Earlier this year a scientific study using data collected at ICOS Ecosystem stations was published at Biogeosciences, a scientific journal of the European Geosciences Union. While the main focus of the study was on forest floor vegetation, the researchers also showed that ICOS forest ecosystem sites can serve as network for validation of pixel resolution Earth observation products. This study shows that the usefulness of ICOS research infrastructure goes beyond its designated tasks of measuring carbon exchange and greenhouse gases in the environment.
Using ICOS forest ecosystem sites to validate estimations from remote sensing satellites
“The ICOS RI provided an excellent tool for truly comprehensive and efficient validation exercise thanks to the wide variety of forests types represented in the network,” says Jan Pisek, an associate professor with University of Tartu, Tartu Observatory in Estonia.
The aim of the study published by Pisek and colleagues was to combine past efforts of tracking forest floor (understory) reflectance and its dynamics with multi-angle satellite-based remote sensing. The approach, originally developed over the Canadian boreal forests within the research group of prof. Jing Ming Chen at the University of Toronto, was validated against in situ understory reflectance measurements over an extended set of ICOS forest ecosystem sites.
“I believe that our study demonstrates how ICOS RI can be effectively used for the validation of new satellite-based data products,” says Pisek. The ICOS RI is included among the Land Product Validation Supersites under the Committee on Earth Observation Satellites (CEOS) Working Group on Calibration and Validation (WGCV) Land Product Validation (LPV) subgroup.

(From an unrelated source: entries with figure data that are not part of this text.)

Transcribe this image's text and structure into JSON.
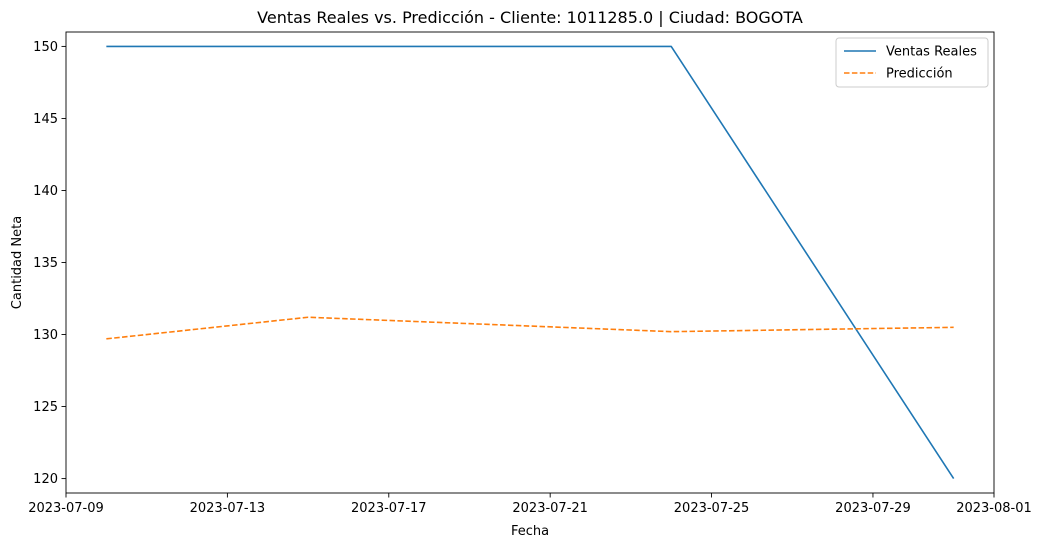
{
  "chart_data": {
    "type": "line",
    "title": "Ventas Reales vs. Predicción - Cliente: 1011285.0 | Ciudad: BOGOTA",
    "xlabel": "Fecha",
    "ylabel": "Cantidad Neta",
    "x": [
      "2023-07-10",
      "2023-07-15",
      "2023-07-24",
      "2023-07-31"
    ],
    "series": [
      {
        "name": "Ventas Reales",
        "color": "#1f77b4",
        "style": "solid",
        "values": [
          150,
          150,
          150,
          120
        ]
      },
      {
        "name": "Predicción",
        "color": "#ff7f0e",
        "style": "dashed",
        "values": [
          129.7,
          131.2,
          130.2,
          130.5
        ]
      }
    ],
    "xlim": [
      "2023-07-09",
      "2023-08-01"
    ],
    "ylim": [
      119,
      151
    ],
    "x_ticks": [
      "2023-07-09",
      "2023-07-13",
      "2023-07-17",
      "2023-07-21",
      "2023-07-25",
      "2023-07-29",
      "2023-08-01"
    ],
    "y_ticks": [
      120,
      125,
      130,
      135,
      140,
      145,
      150
    ],
    "grid": false,
    "legend_position": "top-right"
  }
}
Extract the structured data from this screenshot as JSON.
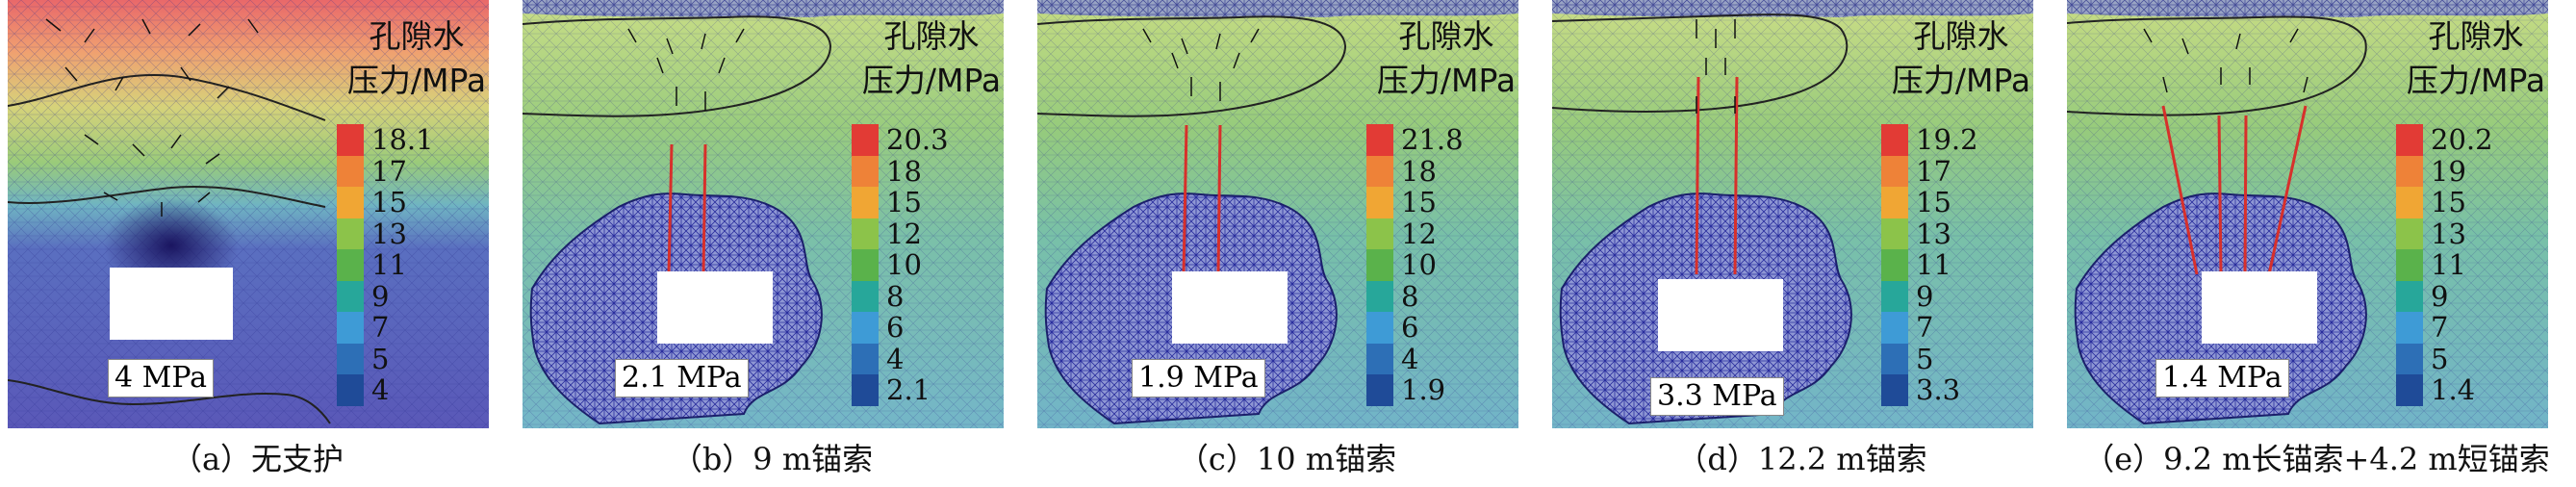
{
  "legend_title_line1": "孔隙水",
  "legend_title_line2": "压力/MPa",
  "colorbar_colors": [
    "#e23b35",
    "#ee8238",
    "#f0a634",
    "#8cc34a",
    "#5ab24b",
    "#27a79a",
    "#3e9bd6",
    "#2d6fb6",
    "#1f4b98"
  ],
  "panels": [
    {
      "caption": "（a）无支护",
      "pressure_label": "4 MPa",
      "ticks": [
        "18.1",
        "17",
        "15",
        "13",
        "11",
        "9",
        "7",
        "5",
        "4"
      ]
    },
    {
      "caption": "（b）9 m锚索",
      "pressure_label": "2.1 MPa",
      "ticks": [
        "20.3",
        "18",
        "15",
        "12",
        "10",
        "8",
        "6",
        "4",
        "2.1"
      ]
    },
    {
      "caption": "（c）10 m锚索",
      "pressure_label": "1.9 MPa",
      "ticks": [
        "21.8",
        "18",
        "15",
        "12",
        "10",
        "8",
        "6",
        "4",
        "1.9"
      ]
    },
    {
      "caption": "（d）12.2 m锚索",
      "pressure_label": "3.3 MPa",
      "ticks": [
        "19.2",
        "17",
        "15",
        "13",
        "11",
        "9",
        "7",
        "5",
        "3.3"
      ]
    },
    {
      "caption": "（e）9.2 m长锚索+4.2 m短锚索",
      "pressure_label": "1.4 MPa",
      "ticks": [
        "20.2",
        "19",
        "15",
        "13",
        "11",
        "9",
        "7",
        "5",
        "1.4"
      ]
    }
  ]
}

The main findings show that the novel modelling method can deliver good results, especially over different forest types with open canopies. The performance of the method was found limited over forests with closed canopies (high foliage cover), where the signal from understory gets hidden. This actually makes sense – the modelling algorithm relies on the condition that at least a small part of the forest floor is seen from different directions through the overstory canopy. If the tree cover is dense and the forest floor cannot be seen from above, the algorithm cannot provide the correct, independent estimation of the understory signal. “I would be actually really concerned if we were still retrieving ‘correct’ understory signal under these conditions of too dense tree cover. The fact that the algorithm indeed fails when it is supposed to fail, helps me to have more confidence in its performance,” adds Pisek.
For the first time, the study also provides comprehensive spatial representativeness assessment of the included ICOS sites across different spatial scales. “We were happy to see that most of the included ICOS forest ecosystem sites are indeed representative and suitable for validation of Earth observation products across different scales,” adds Pisek. Identifying ways how to properly scale and compare the in situ ground-based measurements with satellite measurements is one of the objectives of the SENSECO project, in which Pisek participates.
Forest floor vegetation often excluded from carbon models
The plants growing on the forest floor are one of the most diverse and least understood components of forests worldwide. These plant communities are especially important because they assist in the cycling of nutrients and can influence what happens to the trees and the canopy above. Measuring the appearance of the forest floor, or its reflectance, over time and different locations is important to accurately estimate the parameters of forest canopy, and therefore for ecosystem modelling. However, this reflectance data from different types of forests is currently missing.
Currently, carbon models often treat the forest floor vegetation as an unknown due to the difficulties in measuring it properly and consistently on a larger scale. Remote sensing could be the technology to provide consistent data in this area. Multi-angle remote sensing can capture signals of different forest layers because the observed proportions vary with the viewing angle, making it possible to separate the signals from forest canopy and forest floor.
Jan Pisek acknowledges support by the Eesti Teadusagentuur (grant nos. PUT1355 and Mobilitas Pluss MOBERC11).